From Leading Change, Adding Value to helping lead implementation of the new NHS Long Term Plan (LTP).
Leading Change, Adding Value (LCAV) was published in 2016 as a framework for nursing, midwifery and care staff to help explain how to identify and address unwarranted variation in practice, to improve outcomes, experience and use of resources.
Nursing, midwifery and care staff are well aware of the positive difference that their practice makes. However, there is less awareness that the same importance needs to be applied to ‘quantifying’ and ‘measuring’ outcomes as to ensuring that quality remains at the heart of their practice and care.
The great work from LCAV has resulted in the national Atlas of Shared Learning and the complementary ‘A Research Portfolio – transformational change by nursing, midwifery and care staff across health and care ’ that provide a foundation to showcase practice and demonstrate how nursing, midwifery and care staff can build on this work and help lead the successful delivery of the LTP.
The research portfolio has been developed in close collaboration with the Council of Deans of Health (CoDoH) and other partners to showcase research that demonstrates the professions’ key contribution to previous, ongoing and future transformational change. Also, to increase the visibility and impact of nursing, midwifery and care staff research.
The development of the portfolio was overseen by a Task and Finish Group with membership of senior practice and research leaders and co-chaired by the Council of Deans of Health.
The research portfolio is a collection of research examples that demonstrate the contribution that nursing, midwifery and care staff can make to the transformation of health and care and their key contribution to delivering the Long Term Plan.
The research studies showcased in the portfolio are not representative of all nursing, midwifery and care staff research but offer a cross sectional overview of studies that demonstrate practice and research leadership and impact at diverse research expertise levels. The number of studies presented in the individual sections will be variable.

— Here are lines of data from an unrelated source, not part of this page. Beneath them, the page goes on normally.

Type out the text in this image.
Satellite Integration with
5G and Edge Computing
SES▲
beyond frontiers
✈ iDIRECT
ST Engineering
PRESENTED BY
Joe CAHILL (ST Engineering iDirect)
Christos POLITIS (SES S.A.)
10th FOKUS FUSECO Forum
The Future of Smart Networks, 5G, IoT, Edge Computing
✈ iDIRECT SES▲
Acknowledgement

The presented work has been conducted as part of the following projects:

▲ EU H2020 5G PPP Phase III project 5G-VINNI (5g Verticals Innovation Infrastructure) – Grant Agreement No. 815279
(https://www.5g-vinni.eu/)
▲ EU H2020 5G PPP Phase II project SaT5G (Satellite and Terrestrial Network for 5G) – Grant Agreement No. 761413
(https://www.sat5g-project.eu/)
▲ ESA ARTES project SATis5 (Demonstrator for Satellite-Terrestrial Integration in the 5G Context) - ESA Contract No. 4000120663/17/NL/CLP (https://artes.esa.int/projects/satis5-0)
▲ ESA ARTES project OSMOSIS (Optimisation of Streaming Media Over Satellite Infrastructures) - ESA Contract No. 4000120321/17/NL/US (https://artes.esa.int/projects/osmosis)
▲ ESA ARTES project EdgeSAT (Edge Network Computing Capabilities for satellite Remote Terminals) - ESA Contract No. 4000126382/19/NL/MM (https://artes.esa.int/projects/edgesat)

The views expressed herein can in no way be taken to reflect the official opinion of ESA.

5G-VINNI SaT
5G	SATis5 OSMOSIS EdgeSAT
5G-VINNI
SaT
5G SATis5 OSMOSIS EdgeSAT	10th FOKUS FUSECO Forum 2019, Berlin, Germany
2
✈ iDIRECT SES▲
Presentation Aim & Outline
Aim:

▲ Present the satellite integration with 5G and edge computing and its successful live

Most of the links to the studies will be freely available. You may also wish to register for an Open-Athens account, which allows quick free access to a range of journals and other evidence-based resources for health and social care staff in England. This account is available to a wide range of users, including staff in NHS and non-NHS organisations and students in England. Depending on your organisation, you might also be able to access extra content. More details are available on the National Institute for Health and Care Excellence (NICE) website.

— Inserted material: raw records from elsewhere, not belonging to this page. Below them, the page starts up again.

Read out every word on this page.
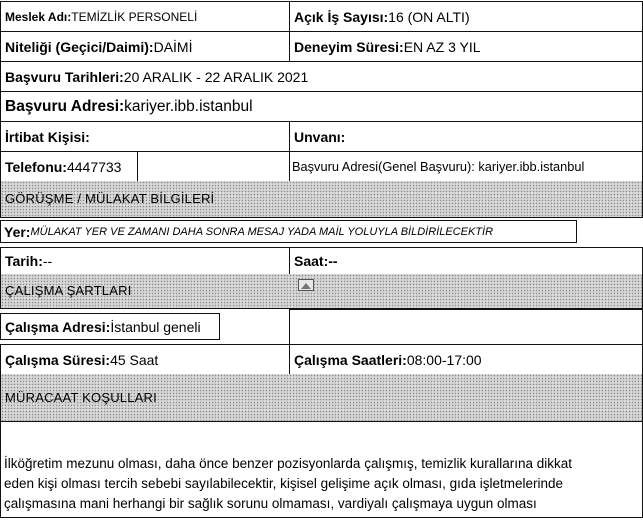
Meslek Adı: TEMİZLİK PERSONELİ	Açık İş Sayısı: 16 (ON ALTI)
Niteliği (Geçici/Daimi): DAİMİ	Deneyim Süresi: EN AZ 3 YIL
Başvuru Tarihleri: 20 ARALIK - 22 ARALIK 2021
Başvuru Adresi: kariyer.ibb.istanbul
İrtibat Kişisi:	Unvanı:
Telefonu: 4447733	Başvuru Adresi(Genel Başvuru): kariyer.ibb.istanbul
GÖRÜŞME / MÜLAKAT BİLGİLERİ
Yer: MÜLAKAT YER VE ZAMANI DAHA SONRA MESAJ YADA MAİL YOLUYLA BİLDİRİLECEKTİR
Tarih: --	Saat: --
ÇALIŞMA ŞARTLARI
Çalışma Adresi: İstanbul geneli
Çalışma Süresi: 45 Saat	Çalışma Saatleri: 08:00-17:00
MÜRACAAT KOŞULLARI
İlköğretim mezunu olması, daha önce benzer pozisyonlarda çalışmış, temizlik kurallarına dikkat
eden kişi olması tercih sebebi sayılabilecektir, kişisel gelişime açık olması, gıda işletmelerinde
çalışmasına mani herhangi bir sağlık sorunu olmaması, vardiyalı çalışmaya uygun olması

As agreed by the Task and Finish Group, it highlights emerging, ongoing and peer-reviewed small scale published research, as well as peer-reviewed published large-scale studies which is suggested to provide robust evidence base for clinical practice, care provision and policy development. The studies cover a range of health and care areas, clinical and care priorities and proposed enablers to support implementation of research and innovation.
It has been clear from the work submitted voluntarily to the previous work that sat under LCAV and reviewed, that nursing and midwifery staff are already leading, improving work and leading research in many of these areas, such as:
- Learning disabilities and autism
- Mental health
- Digital technology
- Heart disease
- A better start – children, young people and maternal health
- Long term conditions
- Personalised care
- Out of hospital care
- Urgent and emergency care
- Ageing well
The research portfolio provides an opportunity to demonstrate the professions’ key part in this transformational change and ensuring their leadership position going forward. Further to this is the suggestion that it will provide the opportunity to engage the professions in research at different levels, including the prospect of local, national and international collaborations.